The One Big Beautiful Bill (HR 1) allocated $2.5 billion to ICE specifically for AI systems and biometric data collection — including facial recognition, iris scanning, and DNA — shared between ICE, the Department of Homeland Security, Department of Justice, and state law enforcement. Much of this funding will go to Palantir, which has already secured over $1.3 billion in federal contracts in 2025. The Customs and Border Protection (CBP) also received over $6 billion for the expansion of Autonomous Surveillance Towers (AST) and biometric screening technologies. This bill turns previously small-scale biometric pilots into foundational national infrastructure.
In New York, ICE accessed over 480 plate readers logging 16.2 million scans in a week — tracking people without warrants or probable cause. In California, police shared plate data with ICE despite sanctuary laws. ICE uses these tools to raid farms, construction sites and food processing plants in Nebraska, California, New Mexico, and Pennsylvania.

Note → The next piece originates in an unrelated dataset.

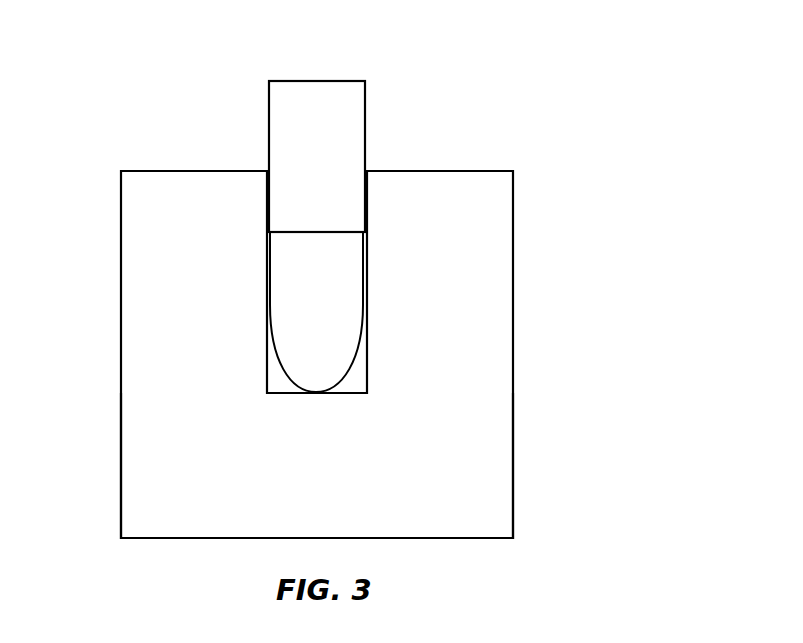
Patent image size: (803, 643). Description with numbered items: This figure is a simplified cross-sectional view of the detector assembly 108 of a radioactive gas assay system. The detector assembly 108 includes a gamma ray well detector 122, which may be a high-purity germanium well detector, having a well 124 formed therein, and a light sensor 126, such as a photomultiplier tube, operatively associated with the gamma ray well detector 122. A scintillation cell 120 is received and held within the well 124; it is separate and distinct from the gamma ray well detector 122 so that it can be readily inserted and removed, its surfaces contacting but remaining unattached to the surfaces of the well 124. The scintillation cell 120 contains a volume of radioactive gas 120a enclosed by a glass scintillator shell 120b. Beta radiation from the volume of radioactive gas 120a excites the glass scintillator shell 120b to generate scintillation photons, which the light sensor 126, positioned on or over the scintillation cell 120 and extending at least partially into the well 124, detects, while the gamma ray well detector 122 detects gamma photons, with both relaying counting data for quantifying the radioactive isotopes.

The technology that once policed sex workers now targets all migrant workers.
Bad Girls Make History: The Page and Mann Acts
The first U.S. immigration law and the nation’s first federal policing agency were both born out of the criminalization of immigrant sexuality.

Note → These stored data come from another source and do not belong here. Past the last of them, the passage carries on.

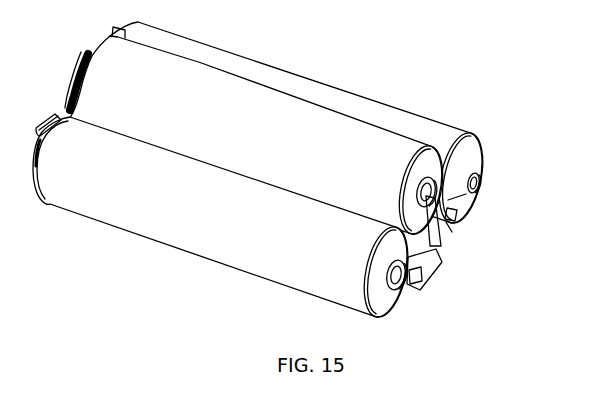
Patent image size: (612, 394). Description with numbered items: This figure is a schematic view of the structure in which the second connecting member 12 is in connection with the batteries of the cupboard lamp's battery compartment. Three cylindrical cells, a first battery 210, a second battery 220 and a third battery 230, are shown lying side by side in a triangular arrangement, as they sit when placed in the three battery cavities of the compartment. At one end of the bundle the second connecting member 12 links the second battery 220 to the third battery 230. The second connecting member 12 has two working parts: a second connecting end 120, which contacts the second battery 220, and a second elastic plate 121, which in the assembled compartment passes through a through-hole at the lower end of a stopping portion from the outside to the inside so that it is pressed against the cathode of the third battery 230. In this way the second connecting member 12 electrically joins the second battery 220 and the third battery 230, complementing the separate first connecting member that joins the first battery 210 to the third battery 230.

The first battery 210 is at (255, 253).
The second battery 220 is at (483, 89).
The third battery 230 is at (247, 125).
The second connecting end 120 is at (480, 178).
The second connecting member 12 is at (460, 228).
The second elastic plate 121 is at (432, 243).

The Page Act of 1875 barred entry to the U.S. for Chinese women, all suspected of prostitution — the first law excluding immigrants by race, gender, and perceived morality. It set the stage for the Chinese Exclusion Act of 1882, which closed the formerly open borders of the country.
The Mann Act of 1910 criminalized interstate travel for “immoral purposes,” a vague category used to police interracial relationships and sex work by targeting Black and migrant men. The FBI — the nation’s first federal police agency — expanded through the enforcement of the Mann Act. Today’s raids echo the same moral panic of the “white slave trade” — invoking imagined threats and racialized assumptions about migrant immorality to justify broader policing and immigration control.
Mainstream immigrant advocacy champions the “good migrant” — the student, mother, farmhand, and domestic worker. But immigration enforcement began not with “respectable immigrants,” but those hardest to defend. Migrant sex workers defy the “good/bad migrant” binary — and that’s powerful. Most Asian massage workers are older women escaping poverty wages in other more exploitative jobs. Sex work is precarious, but for many, it offers more autonomy — feeding families and providing some with the only available startup capital for other businesses, like bakeries.
Sex Work Is Labor — and a Line of Defense
As Red Canary Song urgently warns: “Neighborhoods at the margins are testing grounds for how policing and neighborhood vigilantism can expand and become embedded into the daily life of the city … the plan is to normalize the horror.”
For years, undercover officers posed systematically as clients, soliciting services in plain clothes, before arresting sex workers with impunity to earn overtime. It’s now a national tactic — turning workplaces into traps, as masked ICE agents raid immigrant workplaces to meet federal quotas.
Reversing the expansion of ICE under anti-trafficking rhetoric requires eliminating the legal loopholes that allow local police to collaborate with ICE. It requires removing the 10-year travel banand “moral turpitude” clause from immigration law — a vague provision used to deport sex workers and other migrants for minor nonviolent offenses.
Protecting migrants also means confronting whorephobia, racism, and criminalization. Otherwise, the state will keep using the same fascist playbook: target sex workers and the most marginalized first, then expand its reach to others. Defending the rights of migrant sex workers is essential to a broader movement for immigrant justice.